How to Be an Antiracist

This is a lucid, steady journey through the meaning of both racism and antiracism. Kendi begins with his own personal history of racism and then marches the reader through his path as he identifies what racism is, breaks it down into its constituent parts, and points out all the ways you can oppose it—one step at a time. The effect is like watching someone polish a dark glass: as it becomes clearer, you can see more and more through it, until soon the glass vanishes entirely. Not only a great and instructive read, but a useful reference.

Reading notes

No other way

There have been dozens—hundreds, more—variations of this point but it bears repeating:

Since the 1960s, racist power has commandeered the term “racist discrimination,” transforming the act of discriminating on the basis of race into an inherently racist act. But if racial discrimination is defined as treating, considering, or making a distinction in favor or against an individual based on that person’s race, then racial discrimination is not inherently racist. The defining question is whether the discrimination is creating equity or inequity. If discrimination is creating equity, then it is antiracist. If discrimination is creating inequity, then it is racist. Someone reproducing inequity through permanently assisting an overrepresented racial group into wealth and power is entirely different than someone challenging that inequity by temporarily assisting an underrepresented racial group into relative wealth and power until equity is reached.
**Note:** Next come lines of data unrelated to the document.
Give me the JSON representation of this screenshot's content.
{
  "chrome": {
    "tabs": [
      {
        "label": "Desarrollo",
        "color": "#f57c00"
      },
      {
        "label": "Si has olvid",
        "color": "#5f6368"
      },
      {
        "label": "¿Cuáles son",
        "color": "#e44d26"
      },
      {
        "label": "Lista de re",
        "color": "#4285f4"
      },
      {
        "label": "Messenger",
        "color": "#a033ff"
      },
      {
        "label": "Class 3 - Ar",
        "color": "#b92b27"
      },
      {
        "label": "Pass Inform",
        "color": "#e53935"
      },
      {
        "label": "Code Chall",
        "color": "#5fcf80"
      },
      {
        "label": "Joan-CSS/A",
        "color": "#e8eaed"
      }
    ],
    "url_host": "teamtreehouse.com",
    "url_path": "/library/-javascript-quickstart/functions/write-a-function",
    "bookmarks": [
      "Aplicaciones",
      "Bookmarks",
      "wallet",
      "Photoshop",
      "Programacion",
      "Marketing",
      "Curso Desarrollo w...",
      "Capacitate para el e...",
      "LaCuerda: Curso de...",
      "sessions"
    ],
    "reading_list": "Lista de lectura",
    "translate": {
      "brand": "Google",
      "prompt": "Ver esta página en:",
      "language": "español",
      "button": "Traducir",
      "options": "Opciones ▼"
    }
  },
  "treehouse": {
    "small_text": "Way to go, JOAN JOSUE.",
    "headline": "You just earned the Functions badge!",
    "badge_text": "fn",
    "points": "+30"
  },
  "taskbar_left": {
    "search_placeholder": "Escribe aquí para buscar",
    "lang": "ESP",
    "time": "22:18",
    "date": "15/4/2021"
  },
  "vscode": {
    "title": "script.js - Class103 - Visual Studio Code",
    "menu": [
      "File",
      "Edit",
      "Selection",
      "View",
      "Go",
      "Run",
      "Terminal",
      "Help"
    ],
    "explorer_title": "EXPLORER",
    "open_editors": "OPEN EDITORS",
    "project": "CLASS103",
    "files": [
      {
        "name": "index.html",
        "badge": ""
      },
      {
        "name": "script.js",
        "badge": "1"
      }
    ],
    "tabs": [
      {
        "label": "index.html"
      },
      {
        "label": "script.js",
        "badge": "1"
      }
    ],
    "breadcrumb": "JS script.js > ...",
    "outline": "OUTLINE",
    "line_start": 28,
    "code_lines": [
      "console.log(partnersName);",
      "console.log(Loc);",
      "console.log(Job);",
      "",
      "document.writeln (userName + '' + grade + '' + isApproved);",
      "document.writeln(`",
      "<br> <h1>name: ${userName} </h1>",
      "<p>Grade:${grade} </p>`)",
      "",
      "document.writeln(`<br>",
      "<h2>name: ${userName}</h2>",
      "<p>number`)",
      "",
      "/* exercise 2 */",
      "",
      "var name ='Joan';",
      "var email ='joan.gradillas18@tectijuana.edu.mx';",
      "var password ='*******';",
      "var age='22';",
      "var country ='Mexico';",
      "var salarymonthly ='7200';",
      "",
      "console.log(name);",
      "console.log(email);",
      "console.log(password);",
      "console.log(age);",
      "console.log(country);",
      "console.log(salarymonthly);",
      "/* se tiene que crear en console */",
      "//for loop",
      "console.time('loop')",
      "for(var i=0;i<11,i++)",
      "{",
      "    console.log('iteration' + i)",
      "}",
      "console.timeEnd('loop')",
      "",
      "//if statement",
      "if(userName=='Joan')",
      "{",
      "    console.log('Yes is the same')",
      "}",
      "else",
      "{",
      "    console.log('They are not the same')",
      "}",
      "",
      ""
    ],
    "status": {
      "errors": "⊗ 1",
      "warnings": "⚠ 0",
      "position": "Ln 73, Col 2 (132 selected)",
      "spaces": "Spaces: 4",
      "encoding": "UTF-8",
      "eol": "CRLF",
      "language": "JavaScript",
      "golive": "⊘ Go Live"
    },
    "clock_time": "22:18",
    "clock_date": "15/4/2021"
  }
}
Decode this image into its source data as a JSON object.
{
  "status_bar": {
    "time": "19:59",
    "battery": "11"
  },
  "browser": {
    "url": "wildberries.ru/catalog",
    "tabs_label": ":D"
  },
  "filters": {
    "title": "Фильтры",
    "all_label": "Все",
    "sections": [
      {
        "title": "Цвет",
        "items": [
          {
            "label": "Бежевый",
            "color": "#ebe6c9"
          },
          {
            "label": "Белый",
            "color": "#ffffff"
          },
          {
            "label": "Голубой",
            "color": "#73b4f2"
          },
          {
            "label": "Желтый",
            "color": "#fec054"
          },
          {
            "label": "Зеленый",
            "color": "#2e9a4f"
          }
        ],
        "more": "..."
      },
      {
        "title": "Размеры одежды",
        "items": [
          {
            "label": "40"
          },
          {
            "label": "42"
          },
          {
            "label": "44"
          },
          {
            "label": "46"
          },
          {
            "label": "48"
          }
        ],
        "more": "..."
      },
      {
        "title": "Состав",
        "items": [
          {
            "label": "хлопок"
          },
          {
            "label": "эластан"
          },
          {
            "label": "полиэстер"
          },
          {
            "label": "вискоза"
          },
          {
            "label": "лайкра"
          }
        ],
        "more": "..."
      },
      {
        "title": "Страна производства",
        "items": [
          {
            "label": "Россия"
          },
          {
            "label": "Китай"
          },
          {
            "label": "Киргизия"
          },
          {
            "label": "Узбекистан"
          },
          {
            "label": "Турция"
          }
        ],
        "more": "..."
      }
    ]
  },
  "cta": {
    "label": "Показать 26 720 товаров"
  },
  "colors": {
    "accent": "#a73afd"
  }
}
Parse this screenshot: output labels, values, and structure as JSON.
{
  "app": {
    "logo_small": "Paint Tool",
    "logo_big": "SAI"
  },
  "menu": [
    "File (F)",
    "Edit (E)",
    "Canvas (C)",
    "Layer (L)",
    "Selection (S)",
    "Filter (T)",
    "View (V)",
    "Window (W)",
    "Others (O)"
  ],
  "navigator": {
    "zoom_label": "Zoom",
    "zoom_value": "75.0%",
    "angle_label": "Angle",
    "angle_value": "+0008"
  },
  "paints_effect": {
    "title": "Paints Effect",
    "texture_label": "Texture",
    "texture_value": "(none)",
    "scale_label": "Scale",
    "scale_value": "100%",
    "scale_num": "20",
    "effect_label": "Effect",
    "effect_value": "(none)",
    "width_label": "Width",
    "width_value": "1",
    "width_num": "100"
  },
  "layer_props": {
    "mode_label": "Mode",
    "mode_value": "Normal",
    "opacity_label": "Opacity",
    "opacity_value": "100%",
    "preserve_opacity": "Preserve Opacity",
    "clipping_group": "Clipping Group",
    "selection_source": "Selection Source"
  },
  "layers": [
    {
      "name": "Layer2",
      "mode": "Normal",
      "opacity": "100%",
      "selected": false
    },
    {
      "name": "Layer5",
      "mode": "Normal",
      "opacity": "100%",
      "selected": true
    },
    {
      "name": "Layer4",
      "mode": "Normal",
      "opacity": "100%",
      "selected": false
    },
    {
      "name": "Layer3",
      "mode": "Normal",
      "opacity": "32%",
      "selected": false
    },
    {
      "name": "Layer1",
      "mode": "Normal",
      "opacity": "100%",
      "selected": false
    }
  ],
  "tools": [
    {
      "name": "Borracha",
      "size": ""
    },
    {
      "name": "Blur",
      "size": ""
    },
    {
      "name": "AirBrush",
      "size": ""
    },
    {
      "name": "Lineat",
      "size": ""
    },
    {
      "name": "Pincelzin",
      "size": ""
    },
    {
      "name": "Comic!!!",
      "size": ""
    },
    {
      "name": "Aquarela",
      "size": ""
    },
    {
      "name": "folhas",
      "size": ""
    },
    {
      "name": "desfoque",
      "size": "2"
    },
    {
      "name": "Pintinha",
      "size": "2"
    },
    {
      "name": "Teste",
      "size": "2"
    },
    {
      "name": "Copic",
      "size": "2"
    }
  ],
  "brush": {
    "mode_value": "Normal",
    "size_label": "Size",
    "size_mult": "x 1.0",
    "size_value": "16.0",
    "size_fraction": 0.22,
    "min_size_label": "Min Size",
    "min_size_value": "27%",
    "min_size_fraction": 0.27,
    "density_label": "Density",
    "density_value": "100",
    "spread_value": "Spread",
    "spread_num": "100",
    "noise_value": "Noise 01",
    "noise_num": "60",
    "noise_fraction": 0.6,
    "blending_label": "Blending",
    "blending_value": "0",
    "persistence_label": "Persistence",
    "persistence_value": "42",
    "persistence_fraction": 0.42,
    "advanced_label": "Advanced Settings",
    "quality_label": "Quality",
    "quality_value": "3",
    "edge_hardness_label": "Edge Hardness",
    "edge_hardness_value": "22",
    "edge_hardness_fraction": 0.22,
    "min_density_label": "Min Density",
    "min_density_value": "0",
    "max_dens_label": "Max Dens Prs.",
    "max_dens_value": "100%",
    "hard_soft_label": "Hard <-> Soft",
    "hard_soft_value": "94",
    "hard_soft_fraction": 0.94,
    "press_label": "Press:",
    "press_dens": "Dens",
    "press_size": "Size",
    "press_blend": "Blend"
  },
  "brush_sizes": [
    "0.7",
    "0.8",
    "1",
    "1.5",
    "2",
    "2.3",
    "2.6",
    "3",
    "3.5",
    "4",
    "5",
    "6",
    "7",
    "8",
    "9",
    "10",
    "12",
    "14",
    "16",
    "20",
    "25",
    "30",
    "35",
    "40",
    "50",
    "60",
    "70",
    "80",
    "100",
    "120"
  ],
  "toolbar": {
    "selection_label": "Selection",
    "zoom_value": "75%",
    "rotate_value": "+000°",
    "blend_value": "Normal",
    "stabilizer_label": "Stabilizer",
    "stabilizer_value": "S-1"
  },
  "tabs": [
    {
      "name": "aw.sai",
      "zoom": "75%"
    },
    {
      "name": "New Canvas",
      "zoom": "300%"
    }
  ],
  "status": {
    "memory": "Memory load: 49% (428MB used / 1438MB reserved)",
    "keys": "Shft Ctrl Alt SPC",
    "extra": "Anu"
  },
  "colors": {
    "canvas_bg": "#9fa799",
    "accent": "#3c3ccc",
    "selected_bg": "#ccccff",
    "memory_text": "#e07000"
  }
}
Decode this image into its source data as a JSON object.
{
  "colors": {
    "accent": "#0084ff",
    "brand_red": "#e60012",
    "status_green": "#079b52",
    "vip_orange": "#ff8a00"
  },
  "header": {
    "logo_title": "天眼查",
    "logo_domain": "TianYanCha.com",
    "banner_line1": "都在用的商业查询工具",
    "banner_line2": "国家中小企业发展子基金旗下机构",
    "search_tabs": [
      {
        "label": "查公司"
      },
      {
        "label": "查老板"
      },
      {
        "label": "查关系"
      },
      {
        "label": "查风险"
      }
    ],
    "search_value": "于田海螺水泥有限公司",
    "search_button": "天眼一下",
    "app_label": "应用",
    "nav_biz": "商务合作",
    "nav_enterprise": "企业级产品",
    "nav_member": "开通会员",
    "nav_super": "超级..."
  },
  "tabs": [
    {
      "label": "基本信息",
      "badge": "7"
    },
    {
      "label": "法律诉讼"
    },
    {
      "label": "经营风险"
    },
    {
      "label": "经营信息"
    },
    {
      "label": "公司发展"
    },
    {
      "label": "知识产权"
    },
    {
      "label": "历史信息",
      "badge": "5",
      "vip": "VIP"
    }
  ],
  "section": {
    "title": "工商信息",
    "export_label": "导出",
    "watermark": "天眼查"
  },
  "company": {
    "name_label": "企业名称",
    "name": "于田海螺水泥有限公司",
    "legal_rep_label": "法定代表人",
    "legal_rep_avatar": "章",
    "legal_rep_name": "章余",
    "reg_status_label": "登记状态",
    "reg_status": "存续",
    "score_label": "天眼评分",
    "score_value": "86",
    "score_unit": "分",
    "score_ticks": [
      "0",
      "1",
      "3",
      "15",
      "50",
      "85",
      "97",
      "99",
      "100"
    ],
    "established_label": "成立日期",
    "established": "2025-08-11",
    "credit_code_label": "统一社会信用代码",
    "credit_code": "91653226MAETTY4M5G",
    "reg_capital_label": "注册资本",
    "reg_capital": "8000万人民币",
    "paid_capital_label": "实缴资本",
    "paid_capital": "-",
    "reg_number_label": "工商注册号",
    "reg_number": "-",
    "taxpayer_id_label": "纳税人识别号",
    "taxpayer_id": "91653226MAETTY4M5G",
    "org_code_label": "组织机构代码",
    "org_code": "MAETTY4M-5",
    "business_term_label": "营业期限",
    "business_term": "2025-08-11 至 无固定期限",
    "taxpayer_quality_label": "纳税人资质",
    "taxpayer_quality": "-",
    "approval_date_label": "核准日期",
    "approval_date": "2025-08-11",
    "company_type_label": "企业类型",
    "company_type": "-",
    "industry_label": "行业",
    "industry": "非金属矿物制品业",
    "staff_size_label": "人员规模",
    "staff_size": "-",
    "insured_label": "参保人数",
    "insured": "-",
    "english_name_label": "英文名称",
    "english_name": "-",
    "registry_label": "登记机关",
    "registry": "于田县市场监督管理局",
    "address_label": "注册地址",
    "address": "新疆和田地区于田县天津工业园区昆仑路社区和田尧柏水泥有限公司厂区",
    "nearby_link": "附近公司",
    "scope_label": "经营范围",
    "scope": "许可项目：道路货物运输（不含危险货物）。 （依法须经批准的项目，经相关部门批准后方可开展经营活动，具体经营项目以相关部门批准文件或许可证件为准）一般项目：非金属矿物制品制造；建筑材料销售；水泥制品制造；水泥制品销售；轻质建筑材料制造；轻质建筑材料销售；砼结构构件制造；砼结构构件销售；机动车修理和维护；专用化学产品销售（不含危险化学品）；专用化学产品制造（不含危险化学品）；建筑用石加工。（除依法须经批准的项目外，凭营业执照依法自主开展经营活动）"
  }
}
The only remedy to racist discrimination is antiracist discrimination. The only remedy to past discrimination is present discrimination. The only remedy to present discrimination is future discrimination. As President Lyndon B. Johnson said in 1965, “You do not take a person who, for years, has been hobbled by chains and liberate him, bring him up to the starting line of a race and then say, ‘You are free to compete with all the others,’ and still justly believe that you have been completely fair.” As U.S. Supreme Court Justice Harry Blackmun wrote in 1978, “In order to get beyond racism, we must first take account of race. There is no other way. And in order to treat some persons equally, we must treat them differently.”

Kendi, How to Be an Antiracist, page 19

If you’ve done any kind of “diversity” work in your job, you run up into this challenge head first: the present interpretation of the law says that any weighing of the scale is out of bounds. But of course, that interpretation serves to preserve the (racist and patriarchal) status quo. What’s left is to work out how to effect change in a system determined never to evolve.